Use of estrogen-progestin hormone replacement therapy (HRT) has been linked to increased risk of breast cancer, an effect that has been attributed to the progestin component. Commonly available antiprogestins are associated with adverse side-effects and their use is therefore limited in humans. In the studies described herein we examined the capacity of apigenin to both prevent the onset, and treat already existing progestin-dependent breast tumors. Using ELISA we assessed the in vitro suppression of progestin-dependent induction of vascular endothelial growth factor (VEGF) by apigenin in human breast cancer cells. In order to determine the therapeutic potential of apigenin we used a progestin-dependent breast cancer model previously described by Liang et al (2007).
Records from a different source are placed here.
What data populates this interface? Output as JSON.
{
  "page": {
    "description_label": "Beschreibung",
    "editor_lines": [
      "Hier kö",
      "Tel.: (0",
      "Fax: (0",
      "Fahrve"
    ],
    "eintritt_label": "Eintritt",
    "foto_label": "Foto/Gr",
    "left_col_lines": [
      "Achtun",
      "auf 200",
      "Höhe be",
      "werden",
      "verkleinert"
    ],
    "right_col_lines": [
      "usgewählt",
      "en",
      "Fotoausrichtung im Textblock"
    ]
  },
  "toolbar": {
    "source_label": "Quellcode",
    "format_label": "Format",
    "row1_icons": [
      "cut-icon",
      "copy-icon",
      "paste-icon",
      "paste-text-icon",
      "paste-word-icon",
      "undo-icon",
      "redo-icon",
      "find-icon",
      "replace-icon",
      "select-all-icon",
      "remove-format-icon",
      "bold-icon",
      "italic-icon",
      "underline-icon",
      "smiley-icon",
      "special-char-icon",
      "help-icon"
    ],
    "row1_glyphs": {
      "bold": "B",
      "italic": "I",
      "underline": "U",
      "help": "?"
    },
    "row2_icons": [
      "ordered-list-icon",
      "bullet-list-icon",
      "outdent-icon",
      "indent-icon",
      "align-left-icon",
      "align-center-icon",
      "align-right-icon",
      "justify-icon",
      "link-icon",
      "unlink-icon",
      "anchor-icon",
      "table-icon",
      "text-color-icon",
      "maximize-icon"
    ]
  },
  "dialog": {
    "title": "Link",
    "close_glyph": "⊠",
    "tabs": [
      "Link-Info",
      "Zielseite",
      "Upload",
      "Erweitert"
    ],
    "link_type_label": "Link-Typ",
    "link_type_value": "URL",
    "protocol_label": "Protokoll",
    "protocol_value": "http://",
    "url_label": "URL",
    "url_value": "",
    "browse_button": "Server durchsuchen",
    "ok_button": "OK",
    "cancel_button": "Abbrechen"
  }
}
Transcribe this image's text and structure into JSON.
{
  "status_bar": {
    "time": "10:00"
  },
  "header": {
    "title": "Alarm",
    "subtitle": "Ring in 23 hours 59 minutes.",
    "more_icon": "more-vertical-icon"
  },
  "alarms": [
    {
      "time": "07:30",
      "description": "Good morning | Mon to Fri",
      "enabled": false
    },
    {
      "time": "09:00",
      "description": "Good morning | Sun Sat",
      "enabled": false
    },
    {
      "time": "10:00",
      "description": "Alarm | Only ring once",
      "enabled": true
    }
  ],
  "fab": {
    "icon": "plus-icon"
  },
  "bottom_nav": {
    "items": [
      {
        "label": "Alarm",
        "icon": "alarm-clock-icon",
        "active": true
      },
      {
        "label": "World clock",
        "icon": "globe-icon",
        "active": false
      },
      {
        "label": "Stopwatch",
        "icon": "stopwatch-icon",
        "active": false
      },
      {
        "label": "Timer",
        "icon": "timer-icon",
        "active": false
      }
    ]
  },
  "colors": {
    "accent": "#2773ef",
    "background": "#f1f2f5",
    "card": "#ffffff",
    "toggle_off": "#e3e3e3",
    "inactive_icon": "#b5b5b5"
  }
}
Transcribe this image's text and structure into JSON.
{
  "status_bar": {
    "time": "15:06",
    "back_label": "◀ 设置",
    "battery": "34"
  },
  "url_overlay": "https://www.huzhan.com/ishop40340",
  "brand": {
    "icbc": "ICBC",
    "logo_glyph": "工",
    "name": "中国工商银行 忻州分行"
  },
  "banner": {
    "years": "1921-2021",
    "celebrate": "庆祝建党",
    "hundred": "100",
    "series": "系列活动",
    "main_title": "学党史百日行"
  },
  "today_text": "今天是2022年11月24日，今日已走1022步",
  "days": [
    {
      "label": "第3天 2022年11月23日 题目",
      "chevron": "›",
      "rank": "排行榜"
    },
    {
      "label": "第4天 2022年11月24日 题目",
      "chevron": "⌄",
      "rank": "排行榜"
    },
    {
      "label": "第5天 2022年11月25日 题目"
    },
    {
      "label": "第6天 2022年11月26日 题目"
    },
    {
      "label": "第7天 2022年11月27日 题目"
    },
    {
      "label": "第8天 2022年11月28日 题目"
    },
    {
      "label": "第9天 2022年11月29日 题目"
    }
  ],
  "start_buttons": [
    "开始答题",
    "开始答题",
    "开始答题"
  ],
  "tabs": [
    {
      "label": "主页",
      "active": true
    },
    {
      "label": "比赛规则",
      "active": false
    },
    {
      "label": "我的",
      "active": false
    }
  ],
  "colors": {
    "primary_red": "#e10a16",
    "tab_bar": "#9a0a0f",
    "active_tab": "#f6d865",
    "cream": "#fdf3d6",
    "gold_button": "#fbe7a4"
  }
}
We further examined the preventive effects of apigenin using a progestin accelerated dimethylbenz (a) anthracene (DMBA)-induced mammary tumor rat model. Apigenin suppressed VEGF induction by both progesterone and other synthetic progestins. Immunohistochemical analysis showed that apigenin dramatically induced apoptosis, suppressed VEGF and Her-2/neu expression and, and partially suppressed MPA-induced proliferation of xenograft tumors. In addition, intraperitoneal administration of apigenin delayed significantly the occurrence of MPA-accelerated DMBA-induced mammary tumors, as well as decreasing their incidence, in a dose-dependent manner. These studies suggest that apigenin has both chemopreventive and chemotherapeutic properties against hormone-dependent breast cancers.